Alla Horska

Alla Horska

1929 - 1970

Alla Horska was a Ukrainian artist of the 1960s, monumentalist painter, one of the first representatives of the underground art movement, dissident, and human rights activist of the Sixtiers movement in Ukraine.

In 1962 Alla Horska became one of the founders and active members of the Club of Creative Youth.

In 1962 Alla Horska, Vasyl Symonenko and Les Tanyuk revealed the unmarked mass grave sites of those "enemies of the Soviet state" disposed by NKVD in Bykivnia, Lukyanivsky and Vasylkivsky cemeteries. The activists declared it to the Kyiv City Council ("Memorandum II").In 1965-1968 she took part in protests against the repressions of Ukrainian human rights activists: Bohdan and Mykhailo Horyn, Opanas Zalyvakha, Sviatoslav Karavansky, Valentyn Moroz, Vyacheslav Chornovil, and others. Because of this, she was persecuted by the Soviet security services.

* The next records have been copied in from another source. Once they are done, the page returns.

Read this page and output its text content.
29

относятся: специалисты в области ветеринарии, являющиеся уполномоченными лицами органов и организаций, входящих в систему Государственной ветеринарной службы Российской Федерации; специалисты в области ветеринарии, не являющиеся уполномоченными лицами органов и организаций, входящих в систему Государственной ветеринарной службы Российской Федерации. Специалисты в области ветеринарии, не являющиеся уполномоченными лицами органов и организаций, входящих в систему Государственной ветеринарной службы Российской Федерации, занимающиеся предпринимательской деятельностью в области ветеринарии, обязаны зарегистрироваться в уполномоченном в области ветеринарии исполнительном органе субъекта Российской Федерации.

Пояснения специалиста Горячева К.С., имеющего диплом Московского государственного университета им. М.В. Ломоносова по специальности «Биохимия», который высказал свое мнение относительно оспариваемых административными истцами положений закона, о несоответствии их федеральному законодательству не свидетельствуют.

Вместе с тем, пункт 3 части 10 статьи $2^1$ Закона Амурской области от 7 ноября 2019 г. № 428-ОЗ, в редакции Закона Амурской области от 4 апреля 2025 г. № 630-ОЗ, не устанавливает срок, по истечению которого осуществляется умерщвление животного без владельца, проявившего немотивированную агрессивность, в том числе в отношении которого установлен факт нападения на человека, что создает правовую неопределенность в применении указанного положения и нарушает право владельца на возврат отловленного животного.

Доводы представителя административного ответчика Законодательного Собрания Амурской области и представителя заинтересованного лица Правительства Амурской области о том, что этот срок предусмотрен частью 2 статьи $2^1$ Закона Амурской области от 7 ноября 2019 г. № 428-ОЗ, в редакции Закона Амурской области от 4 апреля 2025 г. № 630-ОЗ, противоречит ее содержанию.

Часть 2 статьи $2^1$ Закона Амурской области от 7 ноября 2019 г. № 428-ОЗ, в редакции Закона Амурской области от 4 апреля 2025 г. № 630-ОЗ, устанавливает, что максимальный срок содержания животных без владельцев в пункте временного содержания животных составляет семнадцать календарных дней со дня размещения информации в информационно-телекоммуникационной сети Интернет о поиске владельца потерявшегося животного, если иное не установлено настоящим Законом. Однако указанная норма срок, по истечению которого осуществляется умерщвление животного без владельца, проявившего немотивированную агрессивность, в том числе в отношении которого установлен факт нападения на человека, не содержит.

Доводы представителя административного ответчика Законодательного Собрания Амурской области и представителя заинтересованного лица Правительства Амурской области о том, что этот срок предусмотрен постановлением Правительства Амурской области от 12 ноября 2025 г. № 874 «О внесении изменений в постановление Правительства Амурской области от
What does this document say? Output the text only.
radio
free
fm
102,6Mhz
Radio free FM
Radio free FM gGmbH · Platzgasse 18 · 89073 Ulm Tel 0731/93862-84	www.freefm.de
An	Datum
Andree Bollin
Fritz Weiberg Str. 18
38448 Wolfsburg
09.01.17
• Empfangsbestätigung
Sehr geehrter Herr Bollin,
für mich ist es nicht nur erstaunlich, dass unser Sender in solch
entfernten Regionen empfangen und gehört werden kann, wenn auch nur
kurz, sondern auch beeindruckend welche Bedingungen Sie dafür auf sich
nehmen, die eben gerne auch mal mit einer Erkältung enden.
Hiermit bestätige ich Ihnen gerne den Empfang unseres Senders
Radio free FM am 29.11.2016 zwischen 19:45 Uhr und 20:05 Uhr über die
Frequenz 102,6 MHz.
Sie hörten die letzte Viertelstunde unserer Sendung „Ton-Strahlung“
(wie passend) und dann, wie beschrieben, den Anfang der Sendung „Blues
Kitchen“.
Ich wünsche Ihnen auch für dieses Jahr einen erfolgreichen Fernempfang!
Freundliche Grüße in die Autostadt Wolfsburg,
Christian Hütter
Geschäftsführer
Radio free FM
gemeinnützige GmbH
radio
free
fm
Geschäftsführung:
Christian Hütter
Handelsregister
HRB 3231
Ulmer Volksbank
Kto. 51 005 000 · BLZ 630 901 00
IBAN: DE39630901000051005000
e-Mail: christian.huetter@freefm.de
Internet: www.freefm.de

However, a kind of protection for her was that she, together with a group of artists, worked on monumental works of art in Donetsk and Krasnodon (now Sorokyne), which were considered important and had an ideological bias.

In 1967 Horska attended Viacheslav Chornovil's trial in Lviv. There was a group of Kyiv activists who protested against the illegal conduct of court proceedings. The next year she signed Protest Letter 139 addressed to General Secretary of the Communist Party of the Soviet Union demanding to cease such illegal proceedings. Consequently, the KGB began pressuring and threatening the signatories of this letter.